Caro Direttore,
Il termine (Robin Hood Tax ndr) è tremendo: fa scena certo ma è populismo. Mi spiace, è così. Io sono stato e sono un fan sfegatato di Tremonti, ho sempre apprezzato l’intelligenza che si celava dietro la sua linea apparentemente obliqua e invece sommamente realistica. Il suo condonismo, che generava ribrezzo nei puristi, mi mandava in brodo di giuggiole, perché ci vedevo la tecnica di un uomo esperto di psicologia sociale di cavare gettito, in un momento di grave crisi internazionale (post 11/9), senza darlo a vedere.
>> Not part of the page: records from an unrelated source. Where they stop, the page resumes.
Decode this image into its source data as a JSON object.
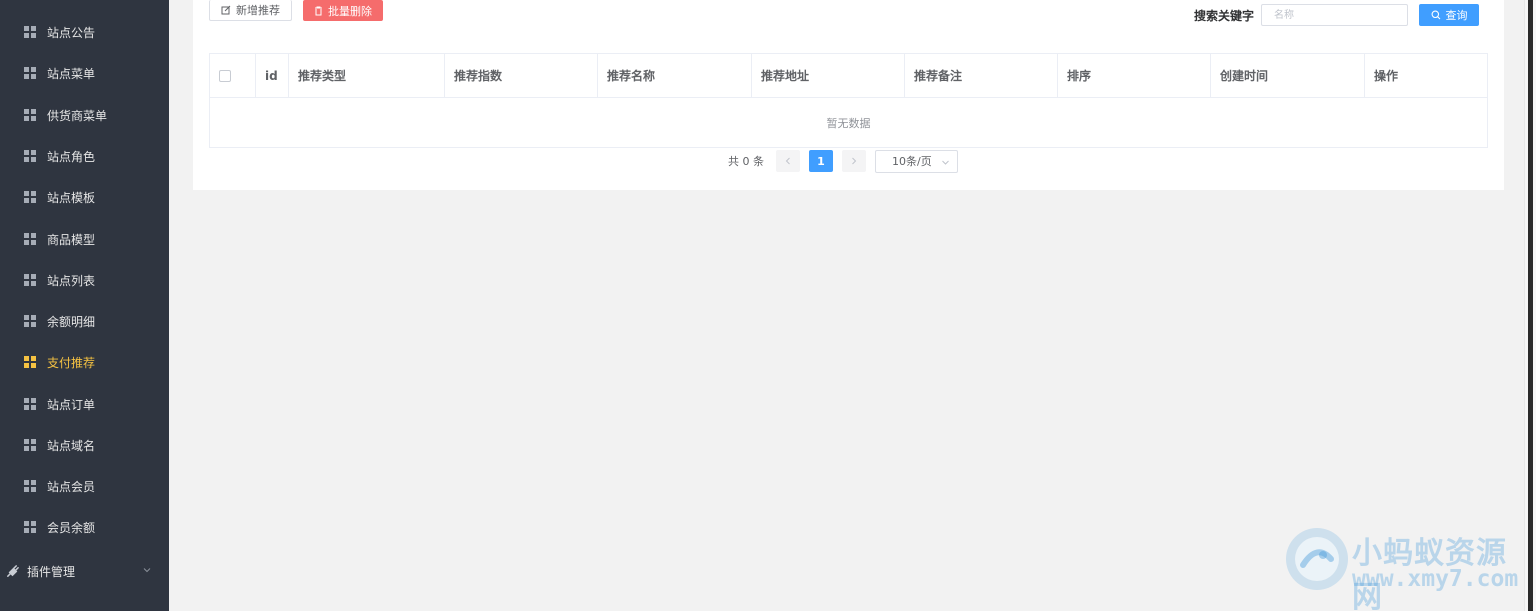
{
  "sidebar": {
    "items": [
      {
        "label": "站点公告",
        "active": false
      },
      {
        "label": "站点菜单",
        "active": false
      },
      {
        "label": "供货商菜单",
        "active": false
      },
      {
        "label": "站点角色",
        "active": false
      },
      {
        "label": "站点模板",
        "active": false
      },
      {
        "label": "商品模型",
        "active": false
      },
      {
        "label": "站点列表",
        "active": false
      },
      {
        "label": "余额明细",
        "active": false
      },
      {
        "label": "支付推荐",
        "active": true
      },
      {
        "label": "站点订单",
        "active": false
      },
      {
        "label": "站点域名",
        "active": false
      },
      {
        "label": "站点会员",
        "active": false
      },
      {
        "label": "会员余额",
        "active": false
      }
    ],
    "plugin_group": {
      "label": "插件管理",
      "icon": "plug-icon",
      "expand_icon": "chevron-down-icon"
    },
    "item_icon": "grid-icon",
    "colors": {
      "background": "#2f3540",
      "text": "#e6e6e6",
      "active": "#f5c242"
    }
  },
  "toolbar": {
    "add_label": "新增推荐",
    "add_icon": "edit-icon",
    "delete_label": "批量删除",
    "delete_icon": "trash-icon",
    "search_label": "搜索关键字",
    "search_placeholder": "名称",
    "search_value": "",
    "query_label": "查询",
    "query_icon": "search-icon"
  },
  "table": {
    "columns": [
      "",
      "id",
      "推荐类型",
      "推荐指数",
      "推荐名称",
      "推荐地址",
      "推荐备注",
      "排序",
      "创建时间",
      "操作"
    ],
    "rows": [],
    "empty_text": "暂无数据"
  },
  "pagination": {
    "total_text": "共 0 条",
    "current_page": "1",
    "page_size": "10条/页"
  },
  "watermark": {
    "title": "小蚂蚁资源网",
    "url": "www.xmy7.com"
  },
  "colors": {
    "primary": "#409eff",
    "danger": "#f56c6c",
    "page_bg": "#f2f2f2"
  }
}
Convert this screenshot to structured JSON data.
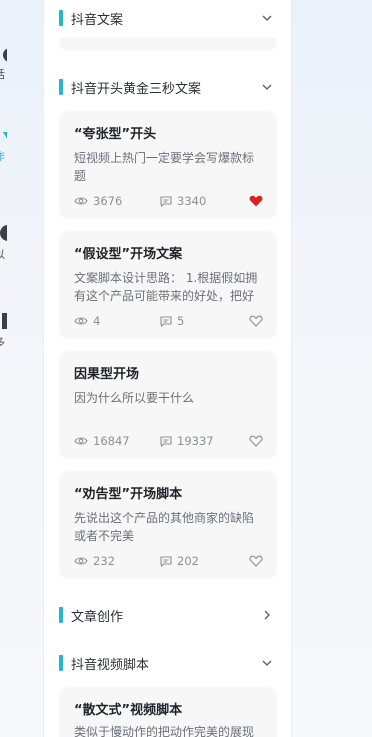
{
  "rail": {
    "items": [
      {
        "label": "话",
        "icon": "pin-icon"
      },
      {
        "label": "作",
        "icon": "pen-icon"
      },
      {
        "label": "以",
        "icon": "circle-icon"
      },
      {
        "label": "多",
        "icon": "doc-icon"
      }
    ]
  },
  "sections": {
    "s1": {
      "title": "抖音文案",
      "expanded": true
    },
    "s2": {
      "title": "抖音开头黄金三秒文案",
      "expanded": true
    },
    "s3": {
      "title": "文章创作",
      "expanded": false
    },
    "s4": {
      "title": "抖音视频脚本",
      "expanded": true
    }
  },
  "cards": [
    {
      "title": "“夸张型”开头",
      "desc": "短视频上热门一定要学会写爆款标题",
      "views": "3676",
      "comments": "3340",
      "liked": true
    },
    {
      "title": "“假设型”开场文案",
      "desc": "文案脚本设计思路： 1.根据假如拥有这个产品可能带来的好处，把好",
      "views": "4",
      "comments": "5",
      "liked": false
    },
    {
      "title": "因果型开场",
      "desc": "因为什么所以要干什么",
      "views": "16847",
      "comments": "19337",
      "liked": false
    },
    {
      "title": "“劝告型”开场脚本",
      "desc": "先说出这个产品的其他商家的缺陷或者不完美",
      "views": "232",
      "comments": "202",
      "liked": false
    },
    {
      "title": "“散文式”视频脚本",
      "desc": "类似于慢动作的把动作完美的展现"
    }
  ],
  "colors": {
    "accent": "#2bb3c9",
    "liked": "#e02020"
  }
}
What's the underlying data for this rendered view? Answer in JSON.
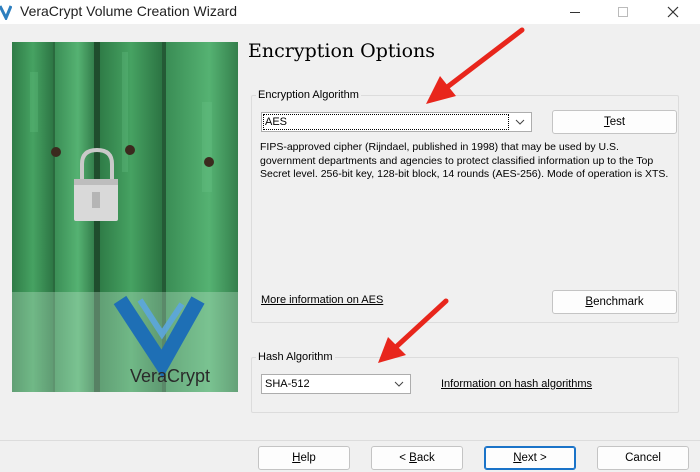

Ma le sue dichiarazioni sulla Robin Hood Tax mi lasciano assai perplesso. Che risolve tassare di più banche e petrolieri? Una goccia nel mare, un rischio enorme di aprire il fronte delle tasse etiche (orrore!), la creazione di possibili distorsioni nella concorrenza. Gli effetti sull’inflazione? Nulli. L’energia è cara in Italia per problemi ben più strutturali, dal rifiuto nichilista del nucleare (salvo comprarlo salato dalla Francia che lo produce ai nostri confini) all’impazzimento delle procedure per le centrali eoliche e solari. Le banche sono costose per il modo come è stata gestita la concentrazione bancaria e per la vischiosità delle relazioni industriali e non per la crisi dei subprime.
Capisco Tremonti solo se mi metto in una logica tutta politica. Il Governo si trova di fronte alla scommessa delle scommesse: ridurre le tasse per far ripartire l’economia, senza scassare ulteriormente il debito pubblico. E’ come buttarsi nel buio, sperando di cadere su un cuscino. Indietro non si può andare, perché la politica delle alte tasse, di cui Prodi è stato il campione, ha prodotto una crescita omeopatica, pur in periodo di buon andamento dell’economia, figuriamoci ora che le cose vanno male a livello planetario. Avanti si può andare solo avendo fiducia che: a. se si riducono le tasse, gli italiani dichiareranno spontaneamente di più; b. se si riducono le tasse, gli italiani produrranno di più. L’effetto combinato di a. e b. (maggiore onestà e maggiore ricchezza) non farà diminuire il gettito, nonostante il calo delle aliquote nominali. E’ una scommessa da qualche decina di miliardi di euro. E’ la scommessa che può fare entrare nella storia un ministro delle finanze o condannarlo al ludibrio. E’ una scommessa che andrebbe giocata con un Paese più fluido, nelle relazioni industriali, nei servizi pubblici, nei meccanismi decisionali (nucleare si o no? mondezza si o no?, ponte sullo stretto si o no?, federalismo si o no?), nel funzionamento della giustizia, per evitare che l’impulso antistatalistico si impastoi subito nelle mille difficoltà della vita economica quotidiana.
Allora, se considero il brivido di questa scommessa, il cui esito non è il risultato di una formula matematica, ma il combinarsi di milioni di fattori che richiedono un fronte allargato di misure difficili da congeniare e lente ad operare sul corpo sociale, posso capire Tremonti, che prende tempo, lavora di sponda sul disagio sociale, creandosi spazi, anche di consenso a sinistra, per misure speriamo ben più incisive.
Ma detto questo, capito questo, devo dire che non sono d’accordo, anche nei modi coi quali la faccenda è comunicata.